The idea of "West versus Islam" is too sharp a distinction.
It might have hurt Muslims living in the West but it also increased the allure of political Islam for the masses facing the West's neo-colonialists.
The items of popular culture suggesting "Muslims are terrorists," have begun to fade from memory, with the 9/11 images almost sepia tinted.
Also, the interest shown in Islam increased more and more in academia and among the "unhappy" intellectual groups of the West.
Besides, the rapid progress in digital communication technologies succeeded in forming relations between the leading Western societies and the peripheries of the Islamic world.
Uneasy neoconservatives and chronic anti-Islamists developed a new plan which would alienate the West from Islam and undermine the Muslims' reluctance to secularize. In 2005, Washington discussed a strategy called "Islam against Islam" in detail. It was even emphasized that the West might have to take the risk of having "necessary pain" in economic terms to achieve this.
These thoughts, which were shelved when neoconservatives were politically defeated, were revived and tabled again from 2010.
Today, this plan might be implemented throughout the Middle East from northern Pakistan to Nigeria, and from Syria to Iraq.
This is a vicious strategy forcing a Muslim to bow his head and remain silent when an ordinary and naive Western man asks "Are the Muslims always in conflict with each other and shedding blood?"
The focus of the "Islam versus Islam" strategy is doubtlessly the sectarian conflicts. The sects are the Achilles' heel of the Islamic world and the West knows well all too well how to aim at it for its own interests.
Now we are on the brink of a critical process. The current situation of Iraq clearly illustrates it. But we were supposed to be ready for this.
We were supposed to be alert when a chaotic conflict atmosphere was triggered as the Free Syrian Army was suddenly and unexpectedly left alone by the West. When Ikhwan, which had a considerable political experience and aimed at both Sunni compromise and peace among the sects, were thrown away by the Egyptian coup, we were supposed to start an earth-shattering revolt.

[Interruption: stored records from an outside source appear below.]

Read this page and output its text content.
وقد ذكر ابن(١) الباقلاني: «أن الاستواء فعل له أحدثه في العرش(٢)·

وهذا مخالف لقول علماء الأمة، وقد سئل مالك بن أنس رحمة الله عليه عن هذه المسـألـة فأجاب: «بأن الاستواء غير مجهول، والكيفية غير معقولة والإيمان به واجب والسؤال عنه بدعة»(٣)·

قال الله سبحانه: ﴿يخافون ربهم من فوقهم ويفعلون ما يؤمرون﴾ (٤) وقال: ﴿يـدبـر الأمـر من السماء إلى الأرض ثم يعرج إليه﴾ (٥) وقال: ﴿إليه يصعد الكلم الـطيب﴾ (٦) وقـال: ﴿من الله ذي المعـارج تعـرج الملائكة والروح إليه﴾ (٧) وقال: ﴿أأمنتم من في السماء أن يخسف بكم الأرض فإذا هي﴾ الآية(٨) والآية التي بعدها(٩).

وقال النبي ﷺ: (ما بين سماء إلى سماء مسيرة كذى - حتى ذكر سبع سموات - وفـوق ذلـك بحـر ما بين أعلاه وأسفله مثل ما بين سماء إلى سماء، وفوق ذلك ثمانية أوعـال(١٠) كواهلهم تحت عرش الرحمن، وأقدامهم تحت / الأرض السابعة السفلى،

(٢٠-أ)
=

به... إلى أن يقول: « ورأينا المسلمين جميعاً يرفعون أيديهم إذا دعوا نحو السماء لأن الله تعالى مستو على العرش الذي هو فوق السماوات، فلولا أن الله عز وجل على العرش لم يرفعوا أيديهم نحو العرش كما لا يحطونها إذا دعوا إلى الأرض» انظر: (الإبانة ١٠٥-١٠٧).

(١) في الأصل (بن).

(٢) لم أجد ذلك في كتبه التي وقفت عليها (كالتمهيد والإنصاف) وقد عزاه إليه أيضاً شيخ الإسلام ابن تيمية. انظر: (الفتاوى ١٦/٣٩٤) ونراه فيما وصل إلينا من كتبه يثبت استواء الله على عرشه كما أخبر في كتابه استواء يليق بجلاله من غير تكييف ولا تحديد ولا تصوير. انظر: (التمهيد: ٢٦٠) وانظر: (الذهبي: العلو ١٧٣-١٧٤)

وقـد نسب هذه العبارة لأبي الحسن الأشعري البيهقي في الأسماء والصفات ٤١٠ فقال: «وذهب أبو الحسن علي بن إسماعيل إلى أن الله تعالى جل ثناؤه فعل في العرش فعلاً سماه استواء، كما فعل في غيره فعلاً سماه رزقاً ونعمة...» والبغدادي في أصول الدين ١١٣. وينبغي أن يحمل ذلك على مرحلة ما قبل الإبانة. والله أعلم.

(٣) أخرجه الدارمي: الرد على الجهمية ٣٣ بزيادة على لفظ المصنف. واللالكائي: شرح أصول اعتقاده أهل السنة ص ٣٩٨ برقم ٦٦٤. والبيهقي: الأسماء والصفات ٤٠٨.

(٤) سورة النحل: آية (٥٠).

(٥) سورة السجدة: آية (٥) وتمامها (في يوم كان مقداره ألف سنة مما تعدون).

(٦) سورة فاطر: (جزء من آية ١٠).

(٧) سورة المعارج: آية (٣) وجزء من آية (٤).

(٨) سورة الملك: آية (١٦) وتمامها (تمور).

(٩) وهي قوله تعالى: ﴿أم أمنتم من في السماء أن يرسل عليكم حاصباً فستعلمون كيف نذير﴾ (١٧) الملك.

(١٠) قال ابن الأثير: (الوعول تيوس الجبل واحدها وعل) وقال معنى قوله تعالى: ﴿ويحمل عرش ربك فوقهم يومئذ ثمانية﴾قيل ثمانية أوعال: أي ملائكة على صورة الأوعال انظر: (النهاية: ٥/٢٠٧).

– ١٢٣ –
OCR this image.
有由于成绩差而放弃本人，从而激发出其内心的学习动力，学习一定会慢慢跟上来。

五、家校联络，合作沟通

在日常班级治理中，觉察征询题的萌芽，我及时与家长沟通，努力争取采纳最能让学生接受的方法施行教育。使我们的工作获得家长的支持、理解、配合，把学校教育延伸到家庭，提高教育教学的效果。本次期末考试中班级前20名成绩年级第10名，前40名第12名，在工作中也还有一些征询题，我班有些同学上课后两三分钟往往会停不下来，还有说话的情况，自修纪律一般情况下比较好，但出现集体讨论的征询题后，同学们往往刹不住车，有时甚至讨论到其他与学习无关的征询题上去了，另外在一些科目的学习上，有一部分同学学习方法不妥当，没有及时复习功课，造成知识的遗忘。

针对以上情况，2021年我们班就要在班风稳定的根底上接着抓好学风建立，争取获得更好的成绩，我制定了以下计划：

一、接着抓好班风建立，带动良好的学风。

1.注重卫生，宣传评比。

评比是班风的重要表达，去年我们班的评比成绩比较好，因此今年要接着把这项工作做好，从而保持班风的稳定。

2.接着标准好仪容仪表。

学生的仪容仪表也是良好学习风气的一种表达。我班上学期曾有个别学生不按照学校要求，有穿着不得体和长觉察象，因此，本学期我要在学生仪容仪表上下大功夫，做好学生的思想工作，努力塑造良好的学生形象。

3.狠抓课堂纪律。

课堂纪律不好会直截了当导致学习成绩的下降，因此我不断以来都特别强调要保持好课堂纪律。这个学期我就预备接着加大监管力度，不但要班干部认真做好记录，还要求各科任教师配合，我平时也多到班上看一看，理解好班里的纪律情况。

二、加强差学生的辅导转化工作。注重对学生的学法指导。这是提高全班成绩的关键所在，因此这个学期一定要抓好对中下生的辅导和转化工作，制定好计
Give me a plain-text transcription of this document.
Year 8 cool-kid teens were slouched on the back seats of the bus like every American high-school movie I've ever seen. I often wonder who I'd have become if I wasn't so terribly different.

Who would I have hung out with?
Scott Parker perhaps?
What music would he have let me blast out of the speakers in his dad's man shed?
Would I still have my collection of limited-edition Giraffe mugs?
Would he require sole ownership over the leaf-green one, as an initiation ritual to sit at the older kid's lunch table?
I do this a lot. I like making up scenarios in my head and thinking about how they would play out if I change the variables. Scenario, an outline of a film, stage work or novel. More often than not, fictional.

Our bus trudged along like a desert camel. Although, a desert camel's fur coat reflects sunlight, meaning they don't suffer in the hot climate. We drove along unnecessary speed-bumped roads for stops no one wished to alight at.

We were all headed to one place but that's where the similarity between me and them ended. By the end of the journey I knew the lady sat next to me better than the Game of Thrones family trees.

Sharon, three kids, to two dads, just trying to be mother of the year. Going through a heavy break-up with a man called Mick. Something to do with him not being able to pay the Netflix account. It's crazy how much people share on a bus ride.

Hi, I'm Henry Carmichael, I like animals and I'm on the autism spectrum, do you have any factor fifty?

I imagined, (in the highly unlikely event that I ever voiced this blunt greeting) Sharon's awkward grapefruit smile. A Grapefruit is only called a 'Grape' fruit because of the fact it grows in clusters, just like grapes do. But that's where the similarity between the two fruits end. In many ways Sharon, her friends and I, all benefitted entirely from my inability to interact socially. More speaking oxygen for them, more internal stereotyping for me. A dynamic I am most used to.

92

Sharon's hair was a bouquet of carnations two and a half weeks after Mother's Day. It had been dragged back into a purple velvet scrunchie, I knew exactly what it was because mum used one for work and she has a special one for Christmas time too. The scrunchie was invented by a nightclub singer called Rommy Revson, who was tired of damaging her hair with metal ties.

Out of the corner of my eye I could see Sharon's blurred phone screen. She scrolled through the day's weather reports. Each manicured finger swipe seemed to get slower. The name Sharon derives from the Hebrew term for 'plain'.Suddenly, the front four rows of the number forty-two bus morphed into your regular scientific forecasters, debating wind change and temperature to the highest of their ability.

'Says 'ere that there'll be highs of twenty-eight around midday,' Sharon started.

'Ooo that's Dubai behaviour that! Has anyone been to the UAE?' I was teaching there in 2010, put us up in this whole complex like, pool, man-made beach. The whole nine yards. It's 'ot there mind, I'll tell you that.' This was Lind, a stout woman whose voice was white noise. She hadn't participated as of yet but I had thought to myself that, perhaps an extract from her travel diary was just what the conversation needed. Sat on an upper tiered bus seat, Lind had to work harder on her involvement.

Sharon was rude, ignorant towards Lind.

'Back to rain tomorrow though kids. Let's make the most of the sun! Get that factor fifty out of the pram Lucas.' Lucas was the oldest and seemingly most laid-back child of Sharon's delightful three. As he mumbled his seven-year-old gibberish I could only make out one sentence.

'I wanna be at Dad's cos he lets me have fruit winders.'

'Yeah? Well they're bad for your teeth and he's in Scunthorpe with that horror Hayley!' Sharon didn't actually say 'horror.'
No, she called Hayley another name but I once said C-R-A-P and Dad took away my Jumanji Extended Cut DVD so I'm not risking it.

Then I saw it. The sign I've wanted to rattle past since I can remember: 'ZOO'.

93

Unfortunately, it did not happen. We could explain our concerns to the world. Turkey unfortunately was alone on the subjects of Syria and Egypt. It could not express its problems and future anxieties on these matters.
But Turkey made a mistake in that. The country could not see and interpret the monkey business in the background of the salafi organizations supported by the West's best Arabic companions in the Middle East. It underestimated the situation. And now we are on the brink of a sectarian conflict, one which our Foreign Minister Ahmet Davutoğlu said two years ago would be a suicide attempt for the region.
The Western media is constantly supporting the images of "Muslims decapitating each other."
Meanwhile, I would not be surprised if secular Turks would demand the breaking of all ties with the Middle East since they do not like the region at all.
The U.S., Europe and Israel, on the other hand, are waiting for the next move, rubbing their hands in glee.
The only thing that could stop this dangerous course of events is to collaborate for peace in the region with the leadership of Turkey and the Prime Minister Recep Tayyip Erdoğan. I hope any international group is aware of this fact.